Napster CEO Hank Barry issued a response to Tuesday’s (March 27) U.S. District Court non-compliance report filing by the Recording Industry Association of America, calling the complaint “unsurprising.”
“The RIAA’s call for a fundamental change in Napster’s technology is unsurprising: It is an attempt to change the subject rather than cooperate with Napster as the injunction specifies,” said Barry in the statement, released late Tuesday night.
In Tuesday’s filing, the RIAA accused Napster of not complying with a March 5 injunction ordering Napster to immediately begin the process of removing requested copyrighted material from its file-swapping service. The filing also pointed out several technologies in which the Napster filtering system, which initially only recognized exact matches of the title of the work in question, the name of the featured recording artist, and the name of the files available on Napster’s system containing such work, could be improved.

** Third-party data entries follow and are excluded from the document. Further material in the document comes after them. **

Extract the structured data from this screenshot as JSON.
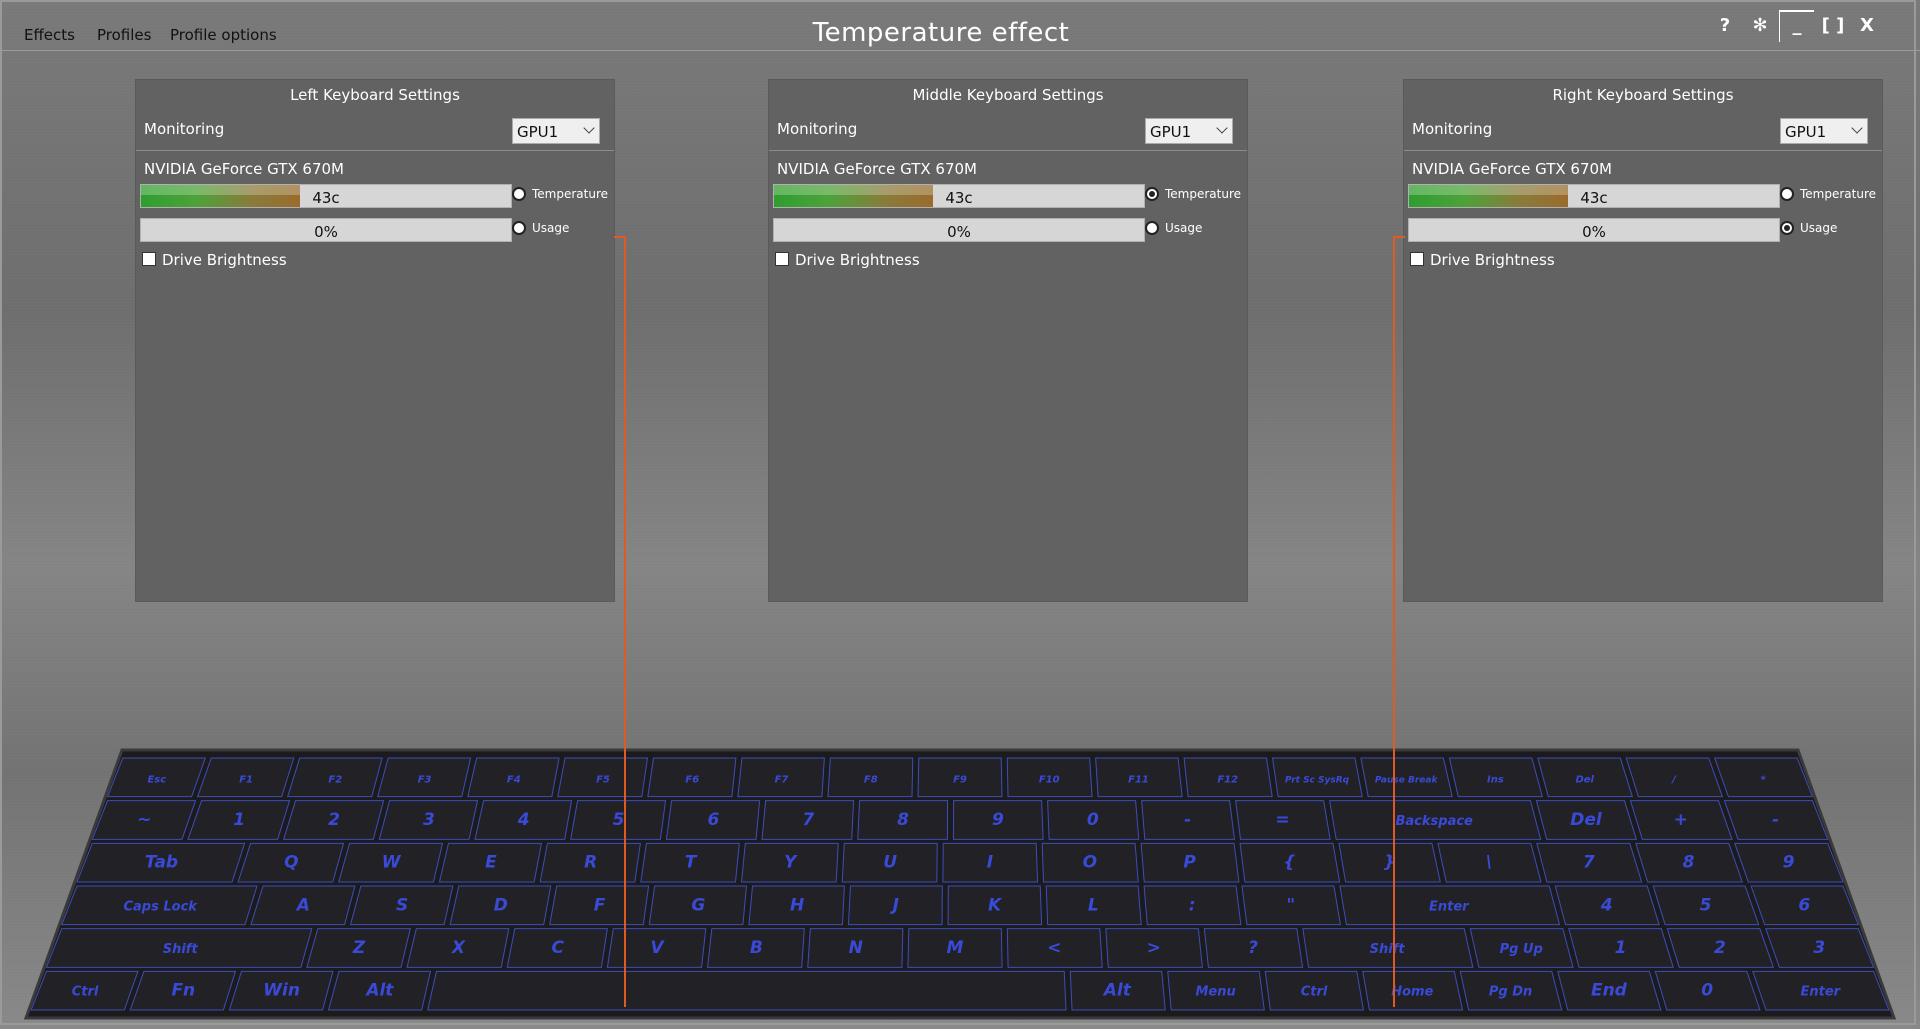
{
  "menu": [
    "Effects",
    "Profiles",
    "Profile options"
  ],
  "title": "Temperature effect",
  "window_buttons": {
    "help": "?",
    "settings": "✻",
    "minimize": "_",
    "maximize": "[ ]",
    "close": "X"
  },
  "panels": [
    {
      "title": "Left Keyboard Settings",
      "monitoring_label": "Monitoring",
      "selected": "GPU1",
      "gpu_name": "NVIDIA GeForce GTX 670M",
      "temp_value": "43c",
      "temp_level": 43,
      "usage_value": "0%",
      "usage_level": 0,
      "temp_label": "Temperature",
      "usage_label": "Usage",
      "selected_metric": "none",
      "drive_brightness_label": "Drive Brightness",
      "drive_brightness_checked": false
    },
    {
      "title": "Middle Keyboard Settings",
      "monitoring_label": "Monitoring",
      "selected": "GPU1",
      "gpu_name": "NVIDIA GeForce GTX 670M",
      "temp_value": "43c",
      "temp_level": 43,
      "usage_value": "0%",
      "usage_level": 0,
      "temp_label": "Temperature",
      "usage_label": "Usage",
      "selected_metric": "temperature",
      "drive_brightness_label": "Drive Brightness",
      "drive_brightness_checked": false
    },
    {
      "title": "Right Keyboard Settings",
      "monitoring_label": "Monitoring",
      "selected": "GPU1",
      "gpu_name": "NVIDIA GeForce GTX 670M",
      "temp_value": "43c",
      "temp_level": 43,
      "usage_value": "0%",
      "usage_level": 0,
      "temp_label": "Temperature",
      "usage_label": "Usage",
      "selected_metric": "usage",
      "drive_brightness_label": "Drive Brightness",
      "drive_brightness_checked": false
    }
  ],
  "keyboard": {
    "rows": [
      [
        "Esc",
        "F1",
        "F2",
        "F3",
        "F4",
        "F5",
        "F6",
        "F7",
        "F8",
        "F9",
        "F10",
        "F11",
        "F12",
        "Prt Sc SysRq",
        "Pause Break",
        "Ins",
        "Del",
        "/",
        "*"
      ],
      [
        "~",
        "1",
        "2",
        "3",
        "4",
        "5",
        "6",
        "7",
        "8",
        "9",
        "0",
        "-",
        "=",
        "Backspace",
        "Del",
        "+",
        "-"
      ],
      [
        "Tab",
        "Q",
        "W",
        "E",
        "R",
        "T",
        "Y",
        "U",
        "I",
        "O",
        "P",
        "{",
        "}",
        "\\",
        "7",
        "8",
        "9"
      ],
      [
        "Caps Lock",
        "A",
        "S",
        "D",
        "F",
        "G",
        "H",
        "J",
        "K",
        "L",
        ":",
        "\"",
        "Enter",
        "4",
        "5",
        "6"
      ],
      [
        "Shift",
        "Z",
        "X",
        "C",
        "V",
        "B",
        "N",
        "M",
        "<",
        ">",
        "?",
        "Shift",
        "Pg Up",
        "1",
        "2",
        "3"
      ],
      [
        "Ctrl",
        "Fn",
        "Win",
        "Alt",
        "",
        "Alt",
        "Menu",
        "Ctrl",
        "Home",
        "Pg Dn",
        "End",
        "0",
        "Enter"
      ]
    ]
  },
  "colors": {
    "key_glyph": "#3a4ad8",
    "marker_line": "#e05a24",
    "bar_fill_start": "#2f9e2f",
    "bar_fill_end": "#9a6b2c"
  }
}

“What is surprising are the efforts that they have made to delay the naming of a technical expert by the court,” continued Barry. “Napster will work with any technology that fits within the parameters of the court’s order. We believe that an objective, independent expert would be a better arbiter of these technical issues than the RIAA. We look forward to Judge Patel’s appointment of such an expert.”

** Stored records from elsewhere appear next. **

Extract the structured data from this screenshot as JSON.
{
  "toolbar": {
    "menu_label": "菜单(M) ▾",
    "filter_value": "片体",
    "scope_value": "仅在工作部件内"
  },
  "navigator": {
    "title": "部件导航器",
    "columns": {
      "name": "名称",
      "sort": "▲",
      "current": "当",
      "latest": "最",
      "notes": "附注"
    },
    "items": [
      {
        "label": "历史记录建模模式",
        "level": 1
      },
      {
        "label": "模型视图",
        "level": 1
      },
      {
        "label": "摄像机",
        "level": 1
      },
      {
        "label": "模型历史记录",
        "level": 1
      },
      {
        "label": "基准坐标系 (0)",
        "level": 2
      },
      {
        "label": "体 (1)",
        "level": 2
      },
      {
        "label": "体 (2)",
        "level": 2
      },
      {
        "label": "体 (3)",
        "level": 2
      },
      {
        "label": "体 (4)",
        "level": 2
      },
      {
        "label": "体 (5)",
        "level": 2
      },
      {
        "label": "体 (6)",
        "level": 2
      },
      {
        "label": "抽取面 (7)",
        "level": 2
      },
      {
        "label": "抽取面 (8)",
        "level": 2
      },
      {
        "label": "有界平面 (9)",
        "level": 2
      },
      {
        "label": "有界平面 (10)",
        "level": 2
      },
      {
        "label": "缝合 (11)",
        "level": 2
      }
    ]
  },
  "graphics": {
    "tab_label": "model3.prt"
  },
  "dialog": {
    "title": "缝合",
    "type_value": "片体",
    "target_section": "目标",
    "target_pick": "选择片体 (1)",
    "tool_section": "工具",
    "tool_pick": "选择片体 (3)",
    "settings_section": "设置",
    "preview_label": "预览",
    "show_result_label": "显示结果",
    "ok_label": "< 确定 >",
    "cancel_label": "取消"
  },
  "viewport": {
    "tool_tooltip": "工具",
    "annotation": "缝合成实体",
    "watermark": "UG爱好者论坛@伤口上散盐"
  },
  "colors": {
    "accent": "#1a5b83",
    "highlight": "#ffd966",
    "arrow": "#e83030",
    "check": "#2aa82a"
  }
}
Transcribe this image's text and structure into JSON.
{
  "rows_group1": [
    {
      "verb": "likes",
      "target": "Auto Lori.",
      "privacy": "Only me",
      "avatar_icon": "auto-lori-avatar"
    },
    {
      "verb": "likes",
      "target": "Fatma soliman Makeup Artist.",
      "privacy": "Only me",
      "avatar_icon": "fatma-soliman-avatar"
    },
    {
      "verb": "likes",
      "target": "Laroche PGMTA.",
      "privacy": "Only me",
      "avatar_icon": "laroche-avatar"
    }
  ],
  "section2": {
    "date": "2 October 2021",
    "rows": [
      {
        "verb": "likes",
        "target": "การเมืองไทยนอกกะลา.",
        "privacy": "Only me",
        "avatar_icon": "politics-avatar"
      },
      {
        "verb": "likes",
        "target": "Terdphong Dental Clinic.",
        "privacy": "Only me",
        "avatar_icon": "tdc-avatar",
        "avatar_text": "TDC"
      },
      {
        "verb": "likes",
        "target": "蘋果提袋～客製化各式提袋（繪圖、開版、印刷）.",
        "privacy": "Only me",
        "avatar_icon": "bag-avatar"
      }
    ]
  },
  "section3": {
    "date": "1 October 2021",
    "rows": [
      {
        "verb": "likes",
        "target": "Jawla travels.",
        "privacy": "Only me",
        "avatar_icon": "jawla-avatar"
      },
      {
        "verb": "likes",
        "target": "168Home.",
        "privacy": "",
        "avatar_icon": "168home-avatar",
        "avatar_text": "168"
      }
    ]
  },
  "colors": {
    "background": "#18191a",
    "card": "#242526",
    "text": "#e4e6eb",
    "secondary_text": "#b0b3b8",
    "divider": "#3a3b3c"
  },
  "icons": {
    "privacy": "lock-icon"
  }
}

As evidence of its compliance with the court order, Barry pointed out that Napster has successfully filtered over 275,000 unique songs and over 1.6 million unique file names (songs may come in many different file names as deliberate misspellings by Napster users have been employed to circumvent filtering) since the injunction. Barry also claims the total number of files available through Napster at any given time has dropped by 57 percent, from 370 million to 160 million.
Additionally, Barry used the opportunity to get in a pot shot as well, accusing the RIAA of not cooperating with the injunction by not providing variations of file names to Napster. “The RIAA’s report fails to mention their complete lack of cooperation in supplying variations in artist names and song titles,” said Barry. “While we have gone forward to block this multitude of files, it is important to note that not a single record company has provided us with one variant of any song name.
“This is contrary to both the Ninth Circuit’s decision and the District Court’s order,” he continued. “As stated in the District Court’s order, ‘All parties shall use reasonable measures in identifying variations of the file name(s) or of the spelling of the titles or artists’ names of the works identified by plaintiffs. If it is reasonable to believe that a file available on the Napster system is a variation of a particular work or file identified by plaintiffs, all parties have an obligation to ascertain the actual identity (title and artist name) of the work and to take appropriate action within the context of this Order.’ The District Court also said that ‘the Ninth Circuit held that the burden of ensuring that no copying, downloading, uploading, transmitting, or distributing of plaintiffs’ copyrighted works occurs on the system is shared between the parties.”
In Conclusion, Barry Ended His Statement With A Series Of Accusatory Questions Aimed At The RIAA — Firing Off Another Bomb In This Ongoing War:
The RIAA claims to have information about many files available through Napster. Why did the RIAA send this information to the court and not to Napster, as is called for by the injunction?
Is the RIAA’s report based on the notices that are compliant or on the notices that failed in some major way to comply with the court’s order?
Were their searches done before or after the entry of the Gracenote variants on Friday, March 23?
Was the data on which their report is based any more accurate than the data they have been sending to Napster?